Manhattan Diagnostic Radiology (MDR; New York) reported that it will be the first imaging facility in Manhattan to offer Positron Emission Mammography (PEM) in the fight against breast cancer. This installation will provide Manhattan Diagnostic Radiology an increased ability to image and diagnose early-stage breast cancers, positively impacting cancer management. The technology provides unprecedented metabolic resolution down to 1.5 millimeters.

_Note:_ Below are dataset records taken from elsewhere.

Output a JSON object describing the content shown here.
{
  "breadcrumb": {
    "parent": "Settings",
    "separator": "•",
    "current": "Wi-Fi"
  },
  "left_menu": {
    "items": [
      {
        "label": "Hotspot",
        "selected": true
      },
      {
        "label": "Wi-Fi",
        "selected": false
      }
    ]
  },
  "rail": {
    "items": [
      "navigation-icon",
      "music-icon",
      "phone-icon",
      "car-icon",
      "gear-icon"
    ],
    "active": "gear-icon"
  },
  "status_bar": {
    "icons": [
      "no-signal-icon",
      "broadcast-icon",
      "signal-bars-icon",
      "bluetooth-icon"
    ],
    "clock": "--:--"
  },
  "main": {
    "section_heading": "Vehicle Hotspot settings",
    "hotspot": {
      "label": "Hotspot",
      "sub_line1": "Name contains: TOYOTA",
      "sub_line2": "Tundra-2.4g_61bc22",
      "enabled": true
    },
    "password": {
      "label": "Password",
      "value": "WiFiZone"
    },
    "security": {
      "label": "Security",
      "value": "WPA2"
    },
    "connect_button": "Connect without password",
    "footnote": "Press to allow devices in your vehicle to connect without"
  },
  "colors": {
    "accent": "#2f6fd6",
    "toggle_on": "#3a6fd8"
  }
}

The PEM Flex scanner from Naviscan (San Diego) uses PET technology to produce high-resolution tomographic images of 1.5 millimeters resolution, allowing physicians to visualize breast tumors about the size of a grain of rice. The scanner is the size of a mammography unit and consists of two high-resolution detector heads which are placed in close proximity to the breast. Compared to the higher-force compression necessary for mammography, the PEM Flex scanner uses gentle breast immobilization.

In other agreements/contracts, Private Access (Aliso Viejo, California) and Genetic Alliance (Cambridge, Massachusetts), reported forming a public-private partnership designed to simultaneously protect patients' privacy rights while creating a faster and more cost effective way for researchers to connect with patients in order to find causes and treatments for chronic illnesses and diseases. Leaders of both organizations believe that their combined efforts will help transform today's medical research environment, saving time and money, producing better outcomes, and in a manner that respects each individual patient's right to decide with whom they share their confidential health information.

Genetic Alliance says it brings together diverse stakeholders that create partnerships in advocacy; integrates individual, family, and community perspectives to improve health systems; and revolutionizes access to information to enable translation of research into services and individualized decision-making.

Private Access develops web-based applications intended to solve the privacy hurdle that the medical community faces when attempting to recruit subjects for clinical trials and to share confidential records in pursuit of faster diagnoses and better treatments for diseases and chronic illnesses.